Bug 202537
Summary: | amdgpu/DC failed to reserve new abo buffer before flip | ||
---|---|---|---|
Product: | Drivers | Reporter: | Bernd Steinhauser (linux) |
Component: | Video(DRI - non Intel) | Assignee: | drivers_video-dri |
Status: | NEW --- | ||
Severity: | normal | CC: | christian.koenig, harry.wentland, nicholas.kazlauskas, pmenzel+bugzilla.kernel.org |
Priority: | P1 | ||
Hardware: | All | ||
OS: | Linux | ||
Kernel Version: | 4.20 | Subsystem: | |
Regression: | No | Bisected commit-id: | |
Attachments: |
kernel messages
kmemleak output with 4.20.6 kmemleak output with 5.0-rc6 kmemleak output with 4.19.0-rc1 5d35ed4832da |
Description
Bernd Steinhauser
2019-02-09 14:17:05 UTC
Created attachment 281077 [details]
kernel messages
Yeah, looks like a memory leak.

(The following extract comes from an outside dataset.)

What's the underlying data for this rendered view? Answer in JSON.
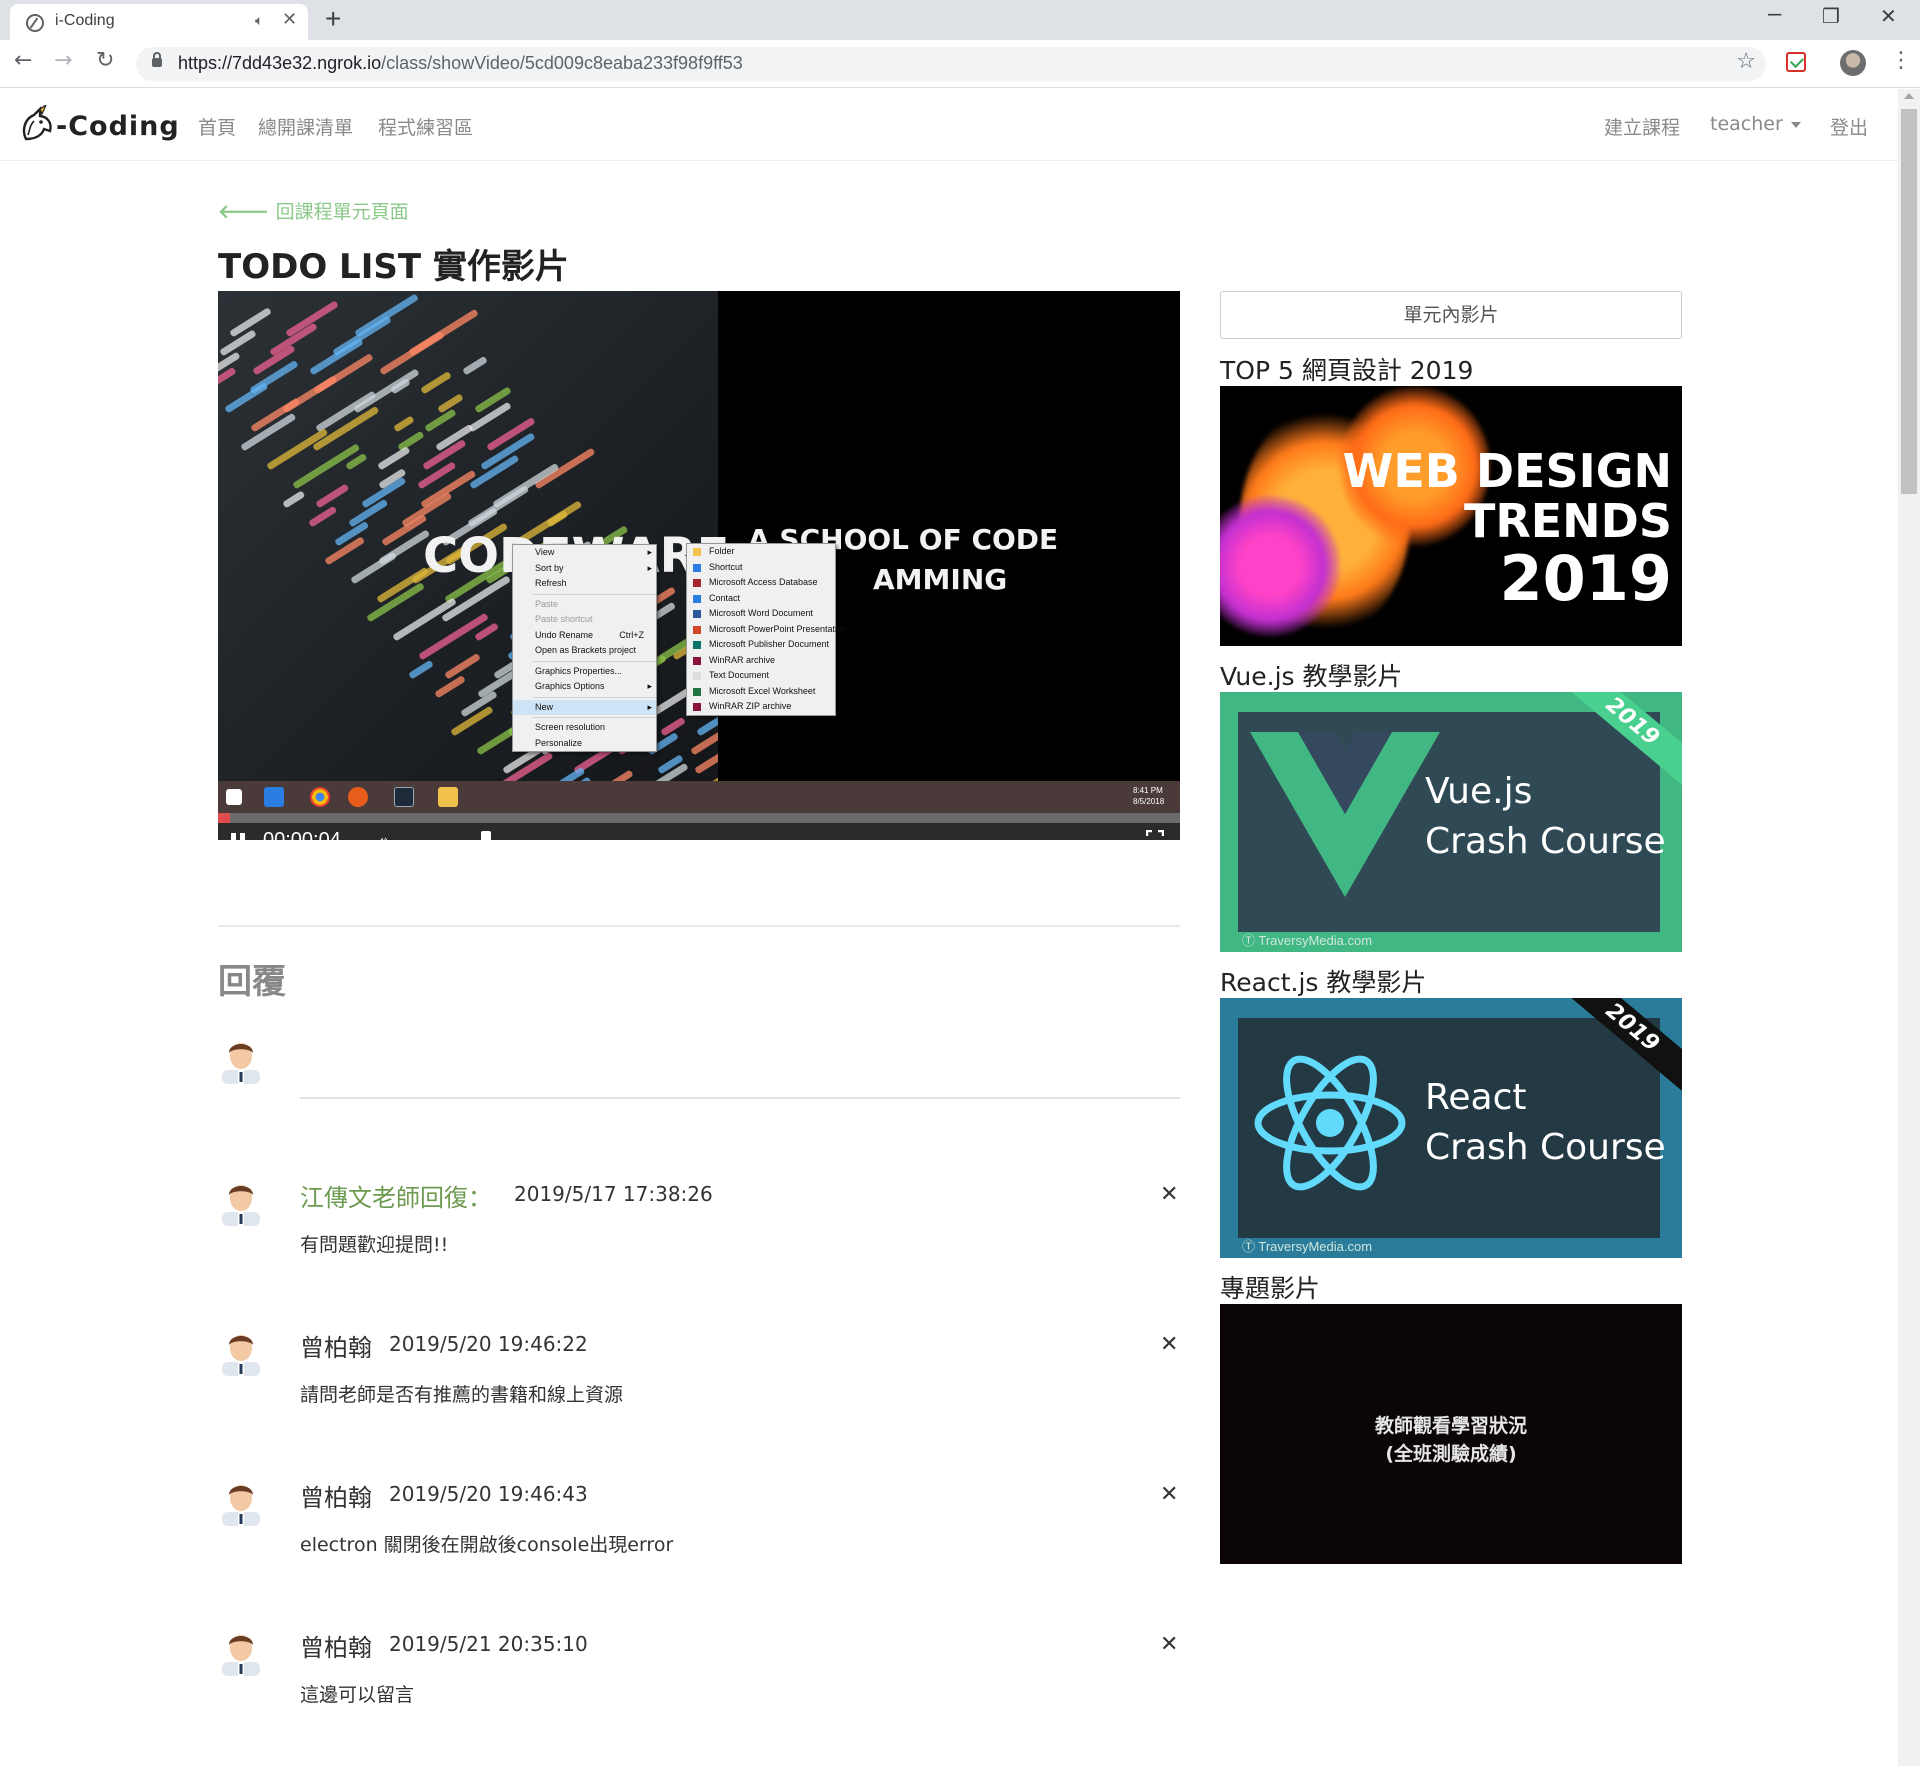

Please bisect and/or provide kmemleak output, otherwise it might be difficult to make progress on this issue. Sure, I can try to bisect it, but it would help if I could narrow the amount of commits down, because usually the problem doesn't come right away, so it would take some time to find out. e.g. restricting to commits made in drivers/gpu/drm/amd would result in about 8 steps instead of 13. It would really help if I could narrow it even down further, like a subset of files? drivers/gpu/drm/amd/display/ seems likely. Even if the result from that doesn't make sense, it should at least narrow down the other commits you need to test. Or maybe just start with kmemleak? I'll have a look at kmemleak, but I've never worked with it, so it would be nice to have a backup in case I don't get along with it. ;) Created attachment 281105 [details]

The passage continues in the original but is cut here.